B. Plaintiffs’ § 1983 Claims

To avoid summary judgment on their § 1983 claims, the plaintiffs must show that: “(1) the conduct complained of was committed by a person acting under color of state law; and (2) the activity deprived [them] of rights, privileges, or immunities secured by the Constitution or laws of the United States.” Case v. Milewski, 327 F.3d 564, 566 (7th Cir.2003). As discussed below, while the plaintiffs have .pointed to evidence sufficient to survive summary judgment on the state action prong, they cannot show that the defendants violated their equal protection and First Amendment rights.

1. State Action

The plaintiffs challenge private conduct, as they specifically assert that private establishments denied service. “As a general rule, the conduct of private parties lies beyond the Constitution’s scope.” Air Line Pilots Ass’n, Intern. v. Dept. of Aviation of City of Chicago, 45 F.3d 1144, 1149 (7th Cir.1995). Nevertheless, in certain situations, the conduct of private actors can constitute state action. Hollinan v. Fraternal Order of Police of Chi. Lodge No. 7, 570 F.3d 811, 815-16 (7th Cir.2009). Specifically, where a “sufficiently close nexus” exists between the state and private conduct, the conduct becomes state action for purposes of constitutional rights and § 1983.5 Jackson v. Metropolitan Edison Co., 419 U.S. 345, 351, 95 S.Ct. 449, 42 L.Ed.2d 477 (1974).

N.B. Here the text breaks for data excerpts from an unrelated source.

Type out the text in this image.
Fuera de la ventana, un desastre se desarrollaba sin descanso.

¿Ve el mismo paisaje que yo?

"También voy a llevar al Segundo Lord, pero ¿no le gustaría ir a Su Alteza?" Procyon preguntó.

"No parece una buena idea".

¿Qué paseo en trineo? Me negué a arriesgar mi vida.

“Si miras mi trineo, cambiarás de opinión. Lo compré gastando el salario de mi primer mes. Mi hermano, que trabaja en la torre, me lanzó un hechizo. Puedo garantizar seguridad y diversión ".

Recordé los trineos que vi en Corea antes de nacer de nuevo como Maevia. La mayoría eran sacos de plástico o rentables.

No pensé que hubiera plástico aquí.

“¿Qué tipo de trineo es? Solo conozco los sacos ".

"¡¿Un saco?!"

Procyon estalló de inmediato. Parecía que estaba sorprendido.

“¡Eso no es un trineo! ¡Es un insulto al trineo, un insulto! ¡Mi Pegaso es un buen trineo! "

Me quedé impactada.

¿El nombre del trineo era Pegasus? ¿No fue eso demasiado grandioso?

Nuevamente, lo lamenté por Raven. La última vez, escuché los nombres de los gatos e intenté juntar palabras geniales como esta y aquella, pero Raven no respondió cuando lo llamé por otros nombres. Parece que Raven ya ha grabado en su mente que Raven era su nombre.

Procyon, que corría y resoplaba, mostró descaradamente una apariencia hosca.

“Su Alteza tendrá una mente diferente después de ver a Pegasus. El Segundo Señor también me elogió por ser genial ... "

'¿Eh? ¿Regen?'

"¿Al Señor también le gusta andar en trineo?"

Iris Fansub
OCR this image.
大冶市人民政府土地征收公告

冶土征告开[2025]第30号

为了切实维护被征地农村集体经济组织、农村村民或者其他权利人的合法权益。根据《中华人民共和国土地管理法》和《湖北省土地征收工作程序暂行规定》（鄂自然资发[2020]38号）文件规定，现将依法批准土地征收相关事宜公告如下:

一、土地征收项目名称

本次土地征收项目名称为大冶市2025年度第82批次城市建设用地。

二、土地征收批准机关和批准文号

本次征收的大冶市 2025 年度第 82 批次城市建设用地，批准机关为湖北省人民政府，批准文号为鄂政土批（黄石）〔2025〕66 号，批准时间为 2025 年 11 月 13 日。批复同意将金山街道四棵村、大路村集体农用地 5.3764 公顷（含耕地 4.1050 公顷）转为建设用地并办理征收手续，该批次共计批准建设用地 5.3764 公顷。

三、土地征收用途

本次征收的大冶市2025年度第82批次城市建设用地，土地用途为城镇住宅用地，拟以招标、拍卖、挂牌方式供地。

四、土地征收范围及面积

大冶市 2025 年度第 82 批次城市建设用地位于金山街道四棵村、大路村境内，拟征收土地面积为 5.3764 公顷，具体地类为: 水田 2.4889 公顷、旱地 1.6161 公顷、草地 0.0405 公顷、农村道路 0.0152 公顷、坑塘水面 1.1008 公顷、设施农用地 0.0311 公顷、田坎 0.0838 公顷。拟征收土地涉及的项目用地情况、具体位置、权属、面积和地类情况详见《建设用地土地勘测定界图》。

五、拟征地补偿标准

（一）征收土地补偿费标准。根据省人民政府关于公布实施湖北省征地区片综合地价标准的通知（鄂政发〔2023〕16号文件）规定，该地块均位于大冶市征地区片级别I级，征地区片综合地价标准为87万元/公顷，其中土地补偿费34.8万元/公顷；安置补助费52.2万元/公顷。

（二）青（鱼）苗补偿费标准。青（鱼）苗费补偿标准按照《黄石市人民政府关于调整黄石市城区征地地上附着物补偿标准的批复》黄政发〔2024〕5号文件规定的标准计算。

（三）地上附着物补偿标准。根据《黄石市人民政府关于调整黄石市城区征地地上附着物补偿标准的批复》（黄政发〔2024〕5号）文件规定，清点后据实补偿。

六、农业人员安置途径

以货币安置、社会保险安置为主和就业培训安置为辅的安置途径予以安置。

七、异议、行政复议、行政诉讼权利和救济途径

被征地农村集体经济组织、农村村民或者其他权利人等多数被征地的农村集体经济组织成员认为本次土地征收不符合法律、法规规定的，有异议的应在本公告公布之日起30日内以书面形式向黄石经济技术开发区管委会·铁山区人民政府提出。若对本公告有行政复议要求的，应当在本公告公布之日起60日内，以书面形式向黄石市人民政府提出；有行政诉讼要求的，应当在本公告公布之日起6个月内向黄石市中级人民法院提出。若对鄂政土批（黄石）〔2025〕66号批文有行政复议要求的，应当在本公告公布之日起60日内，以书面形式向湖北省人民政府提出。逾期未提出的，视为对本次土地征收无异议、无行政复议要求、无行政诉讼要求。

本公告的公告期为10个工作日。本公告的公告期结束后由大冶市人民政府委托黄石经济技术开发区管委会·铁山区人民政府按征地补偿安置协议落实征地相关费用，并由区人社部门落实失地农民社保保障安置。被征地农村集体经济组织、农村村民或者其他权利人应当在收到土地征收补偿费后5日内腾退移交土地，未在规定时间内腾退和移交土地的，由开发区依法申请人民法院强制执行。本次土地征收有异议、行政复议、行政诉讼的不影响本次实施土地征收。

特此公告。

A “sufficiently close nexus” between state action and private conduct may exist when state officials exercise “coercive power” over a private actor or provide the private actor with “significant encouragement, either overt or covert.” Blum v. Yaretsky, 457 U.S. 991, 1004, 102 S.Ct. 2777, 73 L.Ed.2d 534 (1982); see also Adickes v. S.H. Kress & Co., 398 U.S. 144, 170, 90 S.Ct. 1598, 26 L.Ed.2d 142 (1970) *931(“a State is responsible for the ... act of a private party when the State, by its law, has compelled the act.”). The plaintiffs argue that state action exists because the defendants threatened and intimidated business owners into refusing to serve them. The defendants, however, contend that they merely provided advice to local businesses about drug and gang problems. The defendants also assert that to the extent that private actors decided to not serve the plaintiffs, they acted alone. The court must thus determine if the plaintiffs have identified sufficient evidence of state action to survive summary judgment.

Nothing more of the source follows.